ANGLICO’s specialize in combined arms, fire support and communications capabilities in support of planning, coordinating and conducting terminal control of fires. Modern day ANGLICOs were created using Joint Assault Signals Company capabilities as a baseline concept.
U.S. Marine Corps joint terminal attack controllers with 1st Air Naval Gunfire Liaison Company (ANGLICO), I Marine Expeditionary Force Information Group, observe an impact area during close air support training at Saylor Creek Bombing Range, Idaho on April 30, 2021. 1st ANGLICO conducted joint close air support training with the 124th Fighter Wing, Idaho Air National Guard in support of Nomad Mountain Home 21.3. This training provides opportunities for Marines to increase their proficiency and lethality with close air support coordination' while operating in a field environment. (U.S. Marine Corps photo by Cpl. Andrew Skiver)
"The JASCO units were famously used for adjusting artillery fire in support of ground force. This is where the concept of ANGLICO and the JFO comes from," said Phillips.
With the reorganization of the U.S. Armed Forces in 1947 the JASCO units were disbanded and their responsibilities were transferred to the U.S. Navy. On March 1, 1951 the newly formed ANGLICO was officially activated, reforming the capabilities of JASCO into a more advanced and lethal warfighting capability.
In May of 1965 1st ANGLICO created Subunit One, the first unit to arrive in Vietnam to conduct traditional JASCO tasks with the inclusion of close air support, while being continuously deployed for eight years.
"Subunit One conducted joint fires in all four tactical zones and provided naval gunfire and CAS in support of all allied forces in Vietnam," said Phillips. "Subunit One was the last Fleet Marine Force unit to stand down from the Vietnam War. The unit made such a vast impact during this time that the Marine Corps implemented new training to improve upon their CAS capabilities."
In the late 1970's, 2nd ANGLICO began experimenting with the concept of the universal spotter. The universal spotter is a Marine who is trained to coordinate and control fires from artillery, naval gunfire and CAS.
"Previously these jobs were done independently and limited what an individual Marine could do on the battlefield," said Phillips. "This experimental concept also streamlined the process making it significantly more efficient."
Despite the successes of ANGLICO, the downsizing of the Marine Corps during the 1990s transferred responsibilities from ANGLICO to Marine Liaison Elements, lending to the disbanding of ANGLICO.
"After the 9/11 attacks all ANGLICO units were reinstated with the role of JFO reentering the modern battlefield," said Phillips. "During its reinstatement the Marine Corps decided to open the JFO certification to all ground combat military occupational specialties creating a more efficient way to call in CAS and artillery fire in support of ground forces.

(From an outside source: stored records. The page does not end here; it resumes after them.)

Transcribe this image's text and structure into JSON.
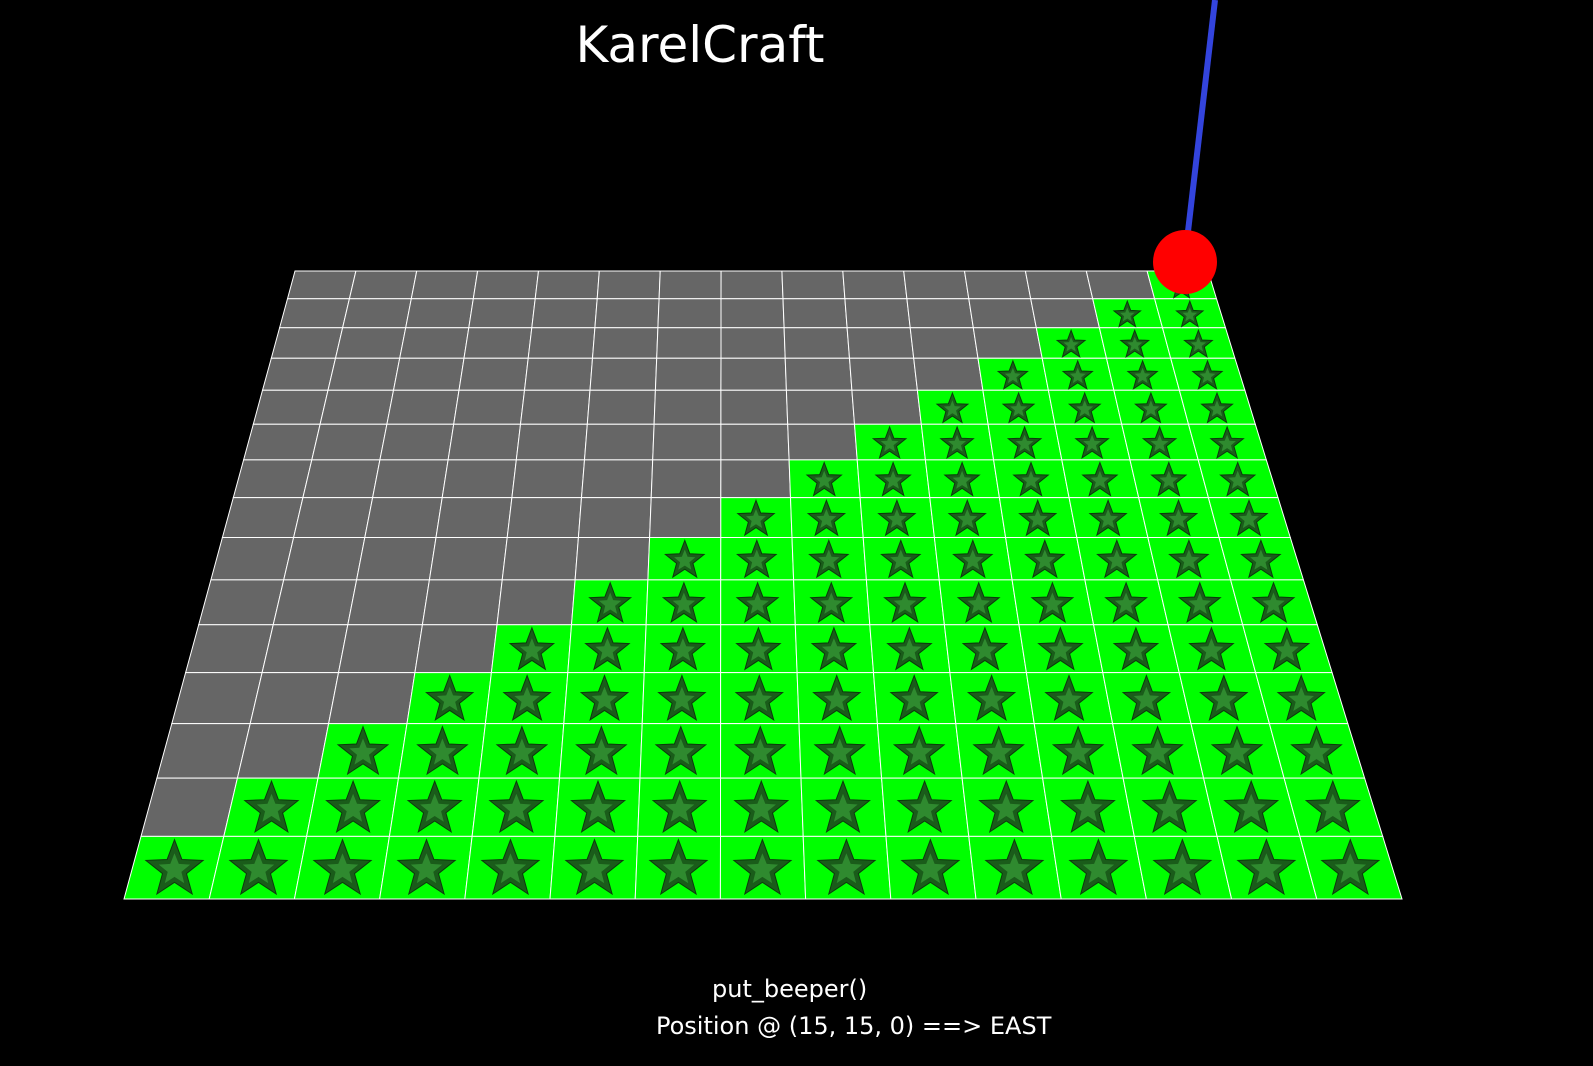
{
  "title": "KarelCraft",
  "status": {
    "last_command": "put_beeper()",
    "position_line": "Position @ (15, 15, 0) ==> EAST"
  },
  "world": {
    "columns": 15,
    "rows": 15,
    "beeper_rule": "cell filled when column_index >= 14 - row_index (rows counted from the far edge)",
    "karel": {
      "x": 15,
      "y": 15,
      "z": 0,
      "direction": "EAST",
      "color": "#ff0000"
    }
  },
  "colors": {
    "background": "#000000",
    "empty_tile": "#666666",
    "beeper_tile": "#00ff00",
    "star": "#1a5c1a",
    "grid_line": "#ffffff",
    "pole": "#3344dd"
  }
}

JFO's play a huge part in correlation on the battlefield making sure the CAS is on target and the pilots are seeing the same target as the JFO's, streamlining the approval process for CAS.”
The future capabilities of the JFO are ever changing, but adaptability is on the forefront of any modern battlefield.
"With the introduction of drone pilots to the JFO certification process there may be a day in the near future where a drone pilot can identify their own targets and call for joint fires from across the world without having to deploy troops," said Phillips.